Выбрать главу

— И что ты решил? — спросил Найт на прощание.

— Я уезжаю, — сказал Джон.

— Ну и дурак.

— Сам дурак.

— Прощай.

— Прощай.

Джон не без усилия попал ключом в замочную скважину и отворил дверь.

— Эй! — крикнул он вслед уходящему Найту. — Ты так и не ответил на мой вопрос — кто?!

— Ответил, — не оборачиваясь, сказал Найт.

Тим Билтмор

Скарлетт отправилась домой на следующий день после того, как проводила Джона.

Она сделала это поспешно, никого не предупредив, словно бежала с места преступления.

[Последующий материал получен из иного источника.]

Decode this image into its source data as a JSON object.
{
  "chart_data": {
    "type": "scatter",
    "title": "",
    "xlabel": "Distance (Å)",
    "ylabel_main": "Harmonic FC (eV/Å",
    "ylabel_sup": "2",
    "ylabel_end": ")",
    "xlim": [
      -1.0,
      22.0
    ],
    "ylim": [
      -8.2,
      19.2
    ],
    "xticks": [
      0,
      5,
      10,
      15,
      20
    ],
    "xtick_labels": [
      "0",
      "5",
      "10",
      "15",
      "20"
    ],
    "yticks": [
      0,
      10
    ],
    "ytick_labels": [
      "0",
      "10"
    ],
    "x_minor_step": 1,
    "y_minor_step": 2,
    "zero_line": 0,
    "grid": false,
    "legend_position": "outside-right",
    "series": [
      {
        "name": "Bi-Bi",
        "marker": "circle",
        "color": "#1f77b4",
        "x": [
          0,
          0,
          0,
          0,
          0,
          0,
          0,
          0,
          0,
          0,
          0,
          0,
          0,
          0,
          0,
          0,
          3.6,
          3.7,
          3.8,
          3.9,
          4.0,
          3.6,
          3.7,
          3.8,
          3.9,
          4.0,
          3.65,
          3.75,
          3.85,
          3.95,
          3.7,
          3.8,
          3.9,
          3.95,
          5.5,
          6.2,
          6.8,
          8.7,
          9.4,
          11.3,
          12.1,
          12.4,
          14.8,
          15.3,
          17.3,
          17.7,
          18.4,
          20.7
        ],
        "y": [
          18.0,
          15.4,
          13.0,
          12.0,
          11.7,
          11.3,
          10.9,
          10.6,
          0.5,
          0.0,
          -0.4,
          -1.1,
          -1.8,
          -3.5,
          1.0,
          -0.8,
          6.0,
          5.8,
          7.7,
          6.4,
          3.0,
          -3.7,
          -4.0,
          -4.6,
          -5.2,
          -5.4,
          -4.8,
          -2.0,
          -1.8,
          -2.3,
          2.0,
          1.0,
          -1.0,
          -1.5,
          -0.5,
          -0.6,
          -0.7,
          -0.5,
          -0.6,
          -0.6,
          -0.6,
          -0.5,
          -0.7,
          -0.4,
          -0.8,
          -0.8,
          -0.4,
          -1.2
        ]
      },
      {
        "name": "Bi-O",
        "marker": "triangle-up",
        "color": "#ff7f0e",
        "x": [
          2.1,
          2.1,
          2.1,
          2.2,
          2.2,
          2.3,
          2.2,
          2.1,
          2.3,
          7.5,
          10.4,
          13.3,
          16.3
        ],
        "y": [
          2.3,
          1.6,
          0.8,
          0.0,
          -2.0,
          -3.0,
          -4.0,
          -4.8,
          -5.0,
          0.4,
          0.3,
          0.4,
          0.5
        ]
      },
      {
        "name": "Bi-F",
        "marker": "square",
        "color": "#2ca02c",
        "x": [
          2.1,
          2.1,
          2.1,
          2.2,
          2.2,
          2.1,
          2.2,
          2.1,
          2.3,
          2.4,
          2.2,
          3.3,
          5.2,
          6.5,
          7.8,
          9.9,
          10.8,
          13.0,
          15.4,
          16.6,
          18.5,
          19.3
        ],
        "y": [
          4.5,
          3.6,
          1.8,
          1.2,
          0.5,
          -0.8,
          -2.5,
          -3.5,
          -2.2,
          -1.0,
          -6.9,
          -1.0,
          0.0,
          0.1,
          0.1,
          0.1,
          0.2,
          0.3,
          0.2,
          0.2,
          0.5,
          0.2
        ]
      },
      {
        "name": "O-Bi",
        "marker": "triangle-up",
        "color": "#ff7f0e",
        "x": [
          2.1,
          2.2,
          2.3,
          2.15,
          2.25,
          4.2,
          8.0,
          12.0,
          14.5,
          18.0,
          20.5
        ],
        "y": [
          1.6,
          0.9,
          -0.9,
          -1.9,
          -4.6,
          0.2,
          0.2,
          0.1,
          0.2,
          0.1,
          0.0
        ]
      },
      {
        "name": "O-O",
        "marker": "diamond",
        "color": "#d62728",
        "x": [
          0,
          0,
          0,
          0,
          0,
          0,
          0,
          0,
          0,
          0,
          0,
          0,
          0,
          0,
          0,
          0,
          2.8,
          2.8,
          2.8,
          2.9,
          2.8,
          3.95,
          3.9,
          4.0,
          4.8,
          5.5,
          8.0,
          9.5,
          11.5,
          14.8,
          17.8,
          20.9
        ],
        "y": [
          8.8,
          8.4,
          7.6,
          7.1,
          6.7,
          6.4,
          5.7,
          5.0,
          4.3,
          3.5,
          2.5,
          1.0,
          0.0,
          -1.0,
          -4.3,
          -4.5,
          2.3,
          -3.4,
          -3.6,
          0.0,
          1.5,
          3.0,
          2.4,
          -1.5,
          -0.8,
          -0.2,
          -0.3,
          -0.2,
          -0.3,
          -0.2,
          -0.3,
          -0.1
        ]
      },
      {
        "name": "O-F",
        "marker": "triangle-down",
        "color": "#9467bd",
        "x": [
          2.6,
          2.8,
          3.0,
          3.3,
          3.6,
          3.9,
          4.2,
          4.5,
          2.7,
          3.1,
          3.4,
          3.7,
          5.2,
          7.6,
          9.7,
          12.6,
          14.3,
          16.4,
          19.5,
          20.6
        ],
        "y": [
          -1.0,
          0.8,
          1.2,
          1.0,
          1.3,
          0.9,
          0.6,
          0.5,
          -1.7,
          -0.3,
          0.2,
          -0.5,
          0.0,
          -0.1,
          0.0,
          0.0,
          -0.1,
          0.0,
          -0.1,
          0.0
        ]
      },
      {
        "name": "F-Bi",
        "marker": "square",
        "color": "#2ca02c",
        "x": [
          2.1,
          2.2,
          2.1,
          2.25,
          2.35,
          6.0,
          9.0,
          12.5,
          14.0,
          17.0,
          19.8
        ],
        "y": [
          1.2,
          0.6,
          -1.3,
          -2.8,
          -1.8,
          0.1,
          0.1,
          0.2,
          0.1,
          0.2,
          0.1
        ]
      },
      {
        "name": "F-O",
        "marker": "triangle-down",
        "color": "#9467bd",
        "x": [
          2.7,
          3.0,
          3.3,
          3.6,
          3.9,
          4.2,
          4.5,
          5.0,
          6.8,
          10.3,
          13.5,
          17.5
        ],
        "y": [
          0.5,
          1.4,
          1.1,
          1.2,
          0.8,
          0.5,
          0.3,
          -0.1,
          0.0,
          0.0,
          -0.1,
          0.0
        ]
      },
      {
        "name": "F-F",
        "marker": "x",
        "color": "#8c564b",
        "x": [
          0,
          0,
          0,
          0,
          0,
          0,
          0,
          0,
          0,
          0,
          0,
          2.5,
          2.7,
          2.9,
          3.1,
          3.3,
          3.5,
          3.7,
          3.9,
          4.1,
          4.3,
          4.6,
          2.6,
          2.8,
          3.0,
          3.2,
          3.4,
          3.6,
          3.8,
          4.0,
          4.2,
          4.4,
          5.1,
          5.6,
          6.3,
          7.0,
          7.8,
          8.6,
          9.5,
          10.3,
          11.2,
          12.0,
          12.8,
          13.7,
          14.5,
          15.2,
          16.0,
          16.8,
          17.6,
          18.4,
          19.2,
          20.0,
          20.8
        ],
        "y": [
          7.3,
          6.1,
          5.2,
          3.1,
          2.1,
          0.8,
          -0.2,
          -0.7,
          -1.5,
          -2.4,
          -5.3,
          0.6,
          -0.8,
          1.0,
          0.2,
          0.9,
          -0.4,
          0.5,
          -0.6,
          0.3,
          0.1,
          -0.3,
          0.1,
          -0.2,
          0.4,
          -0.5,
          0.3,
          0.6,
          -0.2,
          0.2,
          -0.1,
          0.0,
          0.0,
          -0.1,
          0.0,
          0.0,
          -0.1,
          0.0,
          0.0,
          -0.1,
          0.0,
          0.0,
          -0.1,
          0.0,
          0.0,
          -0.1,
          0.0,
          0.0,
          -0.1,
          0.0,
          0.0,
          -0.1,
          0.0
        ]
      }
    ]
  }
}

«Да, наверное, я действительно преступница, — думала она, когда поезд отходил от перрона вокзала. — Как это называется в юриспруденции? Неумышленное преступление. То есть не запланированное, совершенное под влиянием мгновения, но от этого не менее опасное. Да-да, все так. Не менее опасное…»

Проводы Джона были очень грустными. Сын молчал всю дорогу до порта и, как только прибыли, сразу же поднялся по трапу, бросив на прощание:

— Счастливо оставаться.

Скарлетт не ушла. Она ждала, когда пароход отойдет от причала, в надежде еще раз увидеть Джона. Но он не вышел на палубу, как большинство отплывающих.

Корабль отплывал медленно, и Скарлетт до боли в глазах всматривалась в людей, которые махали провожающим руками и кричали что-то, чего разобрать было нельзя из-за низкого протяжного гудка парохода.

Джон так и не появился.

Она знала причину такой холодности сына, она и сама винила себя, может быть, куда больше, чем Джон. Именно поэтому она села в поезд и, как преступница, бежит из Нью-Йорка.

Наверное, это случилось тогда, когда она сидела рядом с Тимом за столом на том самом приеме. Она с удивлением и некоторым испугом вдруг почувствовала себя неловко. Она давно уже не обращала внимания на то, как смотрят на нее мужчины, не говоря об остальных. Это когда-то в молодости ей было важно выглядеть в глазах окружающих красивой, независимой, изящной. Потом это волновало ее все меньше. А с некоторых пор любое общество, любые взгляды были ей безразличны. Нет, это вовсе не означало, что она могла кое-как одеться, кое-как причесаться, что она совсем не следила за модой. Но все эти приятные женские хлопоты отошли на второй план и приобрели совсем иную окраску. Так было принято. Это было прилично. Пожалуй, только одно ушло из ее облика безвозвратно — небольшая доля кокетства.

И вот теперь она вдруг почувствовала себя неловко в этом темном и наглухо закрытом платье, с гладкой аскетичной прической, со скромными маленькими сережками. Она тогда посмотрела на свои руки. Как давно она не приводила их в порядок. То есть она, конечно, стригла ногти, но раньше руки ее являлись как бы маленьким произведением маникюрного искусства, а теперь были просто аккуратными руками обычной медсестры.

А ей почему-то хотелось нравиться. Именно нравиться, а не быть просто приятной собеседницей. От этого желания Скарлетт чуть в голос не расхохоталась над собой.

«Старуха, — сказала она себе, — что с тобой случилось? Ты совсем свихнулась на старости лет?»

Но самоирония не помогла. Все равно ей хотелось нравиться.

Она видела, что и другие дамы в доме Билтмора не лишены этого желания. Их строгие платья тем не менее были украшены этой легкой женской игрой. Они носили красивые броши, колье, бусы и серьги. Кое-кто рискнул даже на небольшое декольте. Ну и уж конечно, все красили губы и подрисовывали глаза.

Скарлетт раньше не обращала на это внимания. Сразу же после смерти Ретта ей казалось кощунством выглядеть красивой и привлекательной, но потом это превратилось в привычку. И теперь ей за эту привычку стало неловко.

«Да ведь я, черт возьми, женщина, как-никак! — думала она. — Почему я должна смеяться над этим? Возраст? Но, кажется, французы говорят: женщине столько лет, на сколько она себя чувствует!»

А Скарлетт никогда не чувствовала себя старухой. И была в этом абсолютно права. Она сохранила и гибкий стан, и пышные малоседеющие волосы, морщины не избороздили ее лицо, хотя возле глаз и появились тоненькие лучики, но они скорее намекали на аристократичность. Никто и никогда не дал бы Скарлетт ее лет. И ведь она ничего особенного не предпринимала для этого.

И еще на том приеме она безошибочно угадала, кто явился причиной всех этих перемен в ней.

Билтмор. Тимоти Билтмор, конгрессмен, джентльмен, вдовец.

Она почувствовала эту тягу сразу же, как только они поздоровались у двери. И потом, когда оказались за столом рядом, она уже считала, что так и должно было случиться.